Authors: Jens Madsen, Bjørn Sand Jensen, Jan Larsen
Conference: EuroHCIR 2013 – The 3rd European Workshop on Human-Computer Interaction and Information Retrieva
Title: Lecture Notes in Computer Science, vol. nr. 7900, pages 253-277
Abstract: We introduce a two-alternative forced-choice (2AFC) experimental paradigm to quantify expressed emotions in music using the arousal and valence (AV) dimensions. A wide range of well-known audio features are investigated for predicting the expressed emotions in music using learning curves and essential baselines. We furthermore investigate the scalability issues of using 2AFC in quantifying emotions expressed in music on large-scale music databases. The possibility of dividing the annotation task between multiple individuals, while pooling individuals’ comparisons is investigated by looking at the subjective differences of ranking emotion in the AV space.
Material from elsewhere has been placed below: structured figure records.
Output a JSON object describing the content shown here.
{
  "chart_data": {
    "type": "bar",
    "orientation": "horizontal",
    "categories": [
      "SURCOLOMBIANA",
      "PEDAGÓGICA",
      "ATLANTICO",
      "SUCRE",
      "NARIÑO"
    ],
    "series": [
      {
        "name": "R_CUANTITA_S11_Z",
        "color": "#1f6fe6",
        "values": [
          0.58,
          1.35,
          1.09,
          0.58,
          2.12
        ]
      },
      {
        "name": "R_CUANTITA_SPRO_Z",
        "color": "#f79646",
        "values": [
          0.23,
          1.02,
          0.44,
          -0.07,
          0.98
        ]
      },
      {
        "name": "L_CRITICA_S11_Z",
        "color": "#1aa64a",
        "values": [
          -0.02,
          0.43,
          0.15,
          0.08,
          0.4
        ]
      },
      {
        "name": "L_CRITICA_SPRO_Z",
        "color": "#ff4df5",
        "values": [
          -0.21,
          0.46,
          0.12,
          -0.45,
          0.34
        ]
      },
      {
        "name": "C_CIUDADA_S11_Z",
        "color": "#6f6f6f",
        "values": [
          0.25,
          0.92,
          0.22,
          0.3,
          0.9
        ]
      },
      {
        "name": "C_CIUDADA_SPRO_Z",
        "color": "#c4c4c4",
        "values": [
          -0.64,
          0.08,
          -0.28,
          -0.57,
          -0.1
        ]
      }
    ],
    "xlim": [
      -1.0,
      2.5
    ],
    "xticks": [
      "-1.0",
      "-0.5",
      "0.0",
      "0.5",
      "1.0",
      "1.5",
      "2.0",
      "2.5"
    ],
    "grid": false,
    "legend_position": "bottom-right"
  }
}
We find this to be problematic due to the large variation in subjects’ rankings of excerpts. Finally, solving
scalability issues by reducing the number of pairwise comparisons is analyzed. We compare two active learning schemes to selecting comparisons at random by using learning curves. We show that a suitable predictive model of expressed valence in music can be achieved from only 15% of the total number of comparisons when using the Expected Value of Information (EVOI) active learning scheme. For the arousal dimension we require 9% of the total number of comparisons.